WAGNER COSTA RIBEIRO
ESPECIAL PARA A FOLHA

O que há de novo no "novo mapa do mundo?" Menos que a simples demarcação das fronteiras entre os Estados-nação, assistimos a emersão de novos questionamentos, configurando blocos de países e as suas respectivas áreas de influência. Este processo, cuja evidência ganhou grande velocidade na segunda metade da última década, está permeado por alterações nas relações de trabalho e por inovações tecnológicas, com destaque para o campo da biotecnologia e da informática. Além disso, a redefinição dos fluxos financeiros geraram novas potências no setor e o declínio de outras. Também tivemos a retomada das idéias liberais no jogo das relações internacionais e a revisão do projeto socialista. Os processos econômicos, associados à retomada da xenofobia, resultaram numa segregação dos países centrais (interna e externamente) à pobreza, e reaqueceram o debate dos temas étnicos e religiosos.
Numa promoção da Associação Nacional de Pós-Graduação e Pesquisa em Planejamento Urbano e Regional - ANPUR, e do Departamento de Geografia da USP, pesquisadores de muitas porções do mundo reuniram-se, em setembro passado, no Encontro Internacional "O Novo Mapa do Mundo". Os textos apresentados no evento estão sendo lançados na obra "O Novo Mapa do Mundo" (em quatro volumes), pela Hucitec. A organização é de Milton Santos, Maria Adélia A. de Souza, Francisco Capuano Scarlato e Monica Arroyo.
O primeiro volume foi entitulado "Fim do Século e Globalização". Agrupados em cinco eixos, os artigos abordam os conceitos de globalização; a cultura, a técnica e o meio; a geografia econômica da globalização; e, a globalização dos lugares. A globalização é discutida, segundo as categorias tempo/espaço, no âmbito do sistema-mundo, na pós-modernidade e à luz dos conceitos de nação, mercado mundial e lugar. Tornada paradigma para a ação, a globalização reflete nos Estados-nação exigindo um protecionismo que em tese contradiz a demanda "livre e global". Porém, ao olharmos para o lugar, vemos que a globalização é perversa e excludente, pois, ao reafirmar o mesmo não consegue impedir que se aflorem os outros, resultando em conflitos que muitos tentam dissimular como competividade entre os Estados-nação e/ou corporações internacionais, sejam financeiras ou voltadas à produção. Assim, a globalização é também fragmentação quando expressa no lugar os particularismos étnicos, nacionais, religiosos e os excluídos dos processos econômicos.
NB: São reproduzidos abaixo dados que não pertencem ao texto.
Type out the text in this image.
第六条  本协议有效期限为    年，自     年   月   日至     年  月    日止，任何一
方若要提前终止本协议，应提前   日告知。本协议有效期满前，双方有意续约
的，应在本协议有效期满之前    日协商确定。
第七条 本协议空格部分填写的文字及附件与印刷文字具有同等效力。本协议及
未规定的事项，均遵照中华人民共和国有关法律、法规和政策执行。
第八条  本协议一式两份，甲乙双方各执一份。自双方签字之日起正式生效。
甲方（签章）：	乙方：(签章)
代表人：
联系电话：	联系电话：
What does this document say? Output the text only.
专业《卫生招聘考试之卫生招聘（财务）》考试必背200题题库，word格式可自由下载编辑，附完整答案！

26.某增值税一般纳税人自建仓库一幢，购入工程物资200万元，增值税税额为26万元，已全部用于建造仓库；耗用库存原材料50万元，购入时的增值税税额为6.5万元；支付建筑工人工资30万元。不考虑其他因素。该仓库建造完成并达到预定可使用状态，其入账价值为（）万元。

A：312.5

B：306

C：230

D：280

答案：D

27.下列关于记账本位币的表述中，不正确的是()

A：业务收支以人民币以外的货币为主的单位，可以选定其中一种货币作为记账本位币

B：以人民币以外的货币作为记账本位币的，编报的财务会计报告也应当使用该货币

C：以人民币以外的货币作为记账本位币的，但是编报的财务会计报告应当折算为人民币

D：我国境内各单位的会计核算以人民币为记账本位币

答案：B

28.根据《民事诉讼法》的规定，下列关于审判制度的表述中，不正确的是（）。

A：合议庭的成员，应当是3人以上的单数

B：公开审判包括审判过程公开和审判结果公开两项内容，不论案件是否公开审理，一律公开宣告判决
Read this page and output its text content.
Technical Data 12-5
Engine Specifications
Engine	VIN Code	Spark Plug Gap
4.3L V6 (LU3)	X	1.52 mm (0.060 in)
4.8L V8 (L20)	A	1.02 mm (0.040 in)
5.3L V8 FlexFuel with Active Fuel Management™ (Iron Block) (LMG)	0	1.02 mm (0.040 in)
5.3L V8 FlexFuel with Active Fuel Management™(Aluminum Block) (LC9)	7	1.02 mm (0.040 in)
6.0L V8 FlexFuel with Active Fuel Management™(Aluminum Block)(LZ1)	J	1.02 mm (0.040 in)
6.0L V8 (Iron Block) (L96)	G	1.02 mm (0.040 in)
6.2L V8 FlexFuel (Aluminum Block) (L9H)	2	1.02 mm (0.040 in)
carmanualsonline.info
O segundo volume, "Natureza e Sociedade de Hoje: uma Leitura Geográfica", apresenta os trabalhos em dois eixos: sobre a produção interdisciplinar do conhecimento; e, acerca do debate ecológico/discussão ambiental. A parte dedicada ao ensino apresenta uma revisão conceitual sobre categorias geográficas, como região, lugar, sobre o racional e o simbólico na geografia, passando pela abordagem naturalista e sua repercussão nos estudos da geografia humana. Além disso, temos reflexões que envolvem a geografia com a história, seu papel na sociedade, chegando às questões sobre o ensino e a pesquisa deste ramo do conhecimento. Também analisam-se as trajetórias institucionais da geografia no Brasil. Já no eixo debate ecológico/discussão ambiental, ressaltamos as relações políticas que envolvem temas como o das mudanças globais. As relações em curso no sistema mundial definitivamente incorporam a temática ambiental. Não são poucas as convenções que buscam regular as relações internacionais na esfera do ambiente. Inúmeros interesses podem ser identificados, como o dos produtores da biotecnologia, ou ainda dos que estão envolvidos com a produção de artefatos anti-poluição. Neste volume, estes interesses podem ser apreendidos nos trabalhos sobre a temática natureza/cidade, e nas avaliações de impactos ambientais.
No terceiro volume, "Globalização e Espaço Latino-americano", tecem-se considerações sobre a identidade/unidade latino-americana, a partir da globalização. Também são analisadas, para o caso da América Latina, as propostas de integração regional (com destaque para o Mercosul); o espaço financeiro e a reestruturação econômica, em um contexto de políticas neoliberais; as transformações urbanas; o espaço rural e as migrações. O debate sobre a situação da América Latina diante da globalização leva ao seguinte: a diminuição constante da participação da economia latino-americana no total da economia mundial indica que aquela tende ao "desaparecimento". Daí a urgência da articulação de mecanismos regionais de produção e comércio como é o caso do Mercosul. Por outro lado, reforça-se o sentimento latino-americano quando se identifica uma literatura latino-americana, ou ainda na presença dos chicanos na Flórida, expressão da fragmentação. Porém, como ficará este sentimento diante da massificação da indústria cultural? Até os megashows já chegaram ao novo mundo...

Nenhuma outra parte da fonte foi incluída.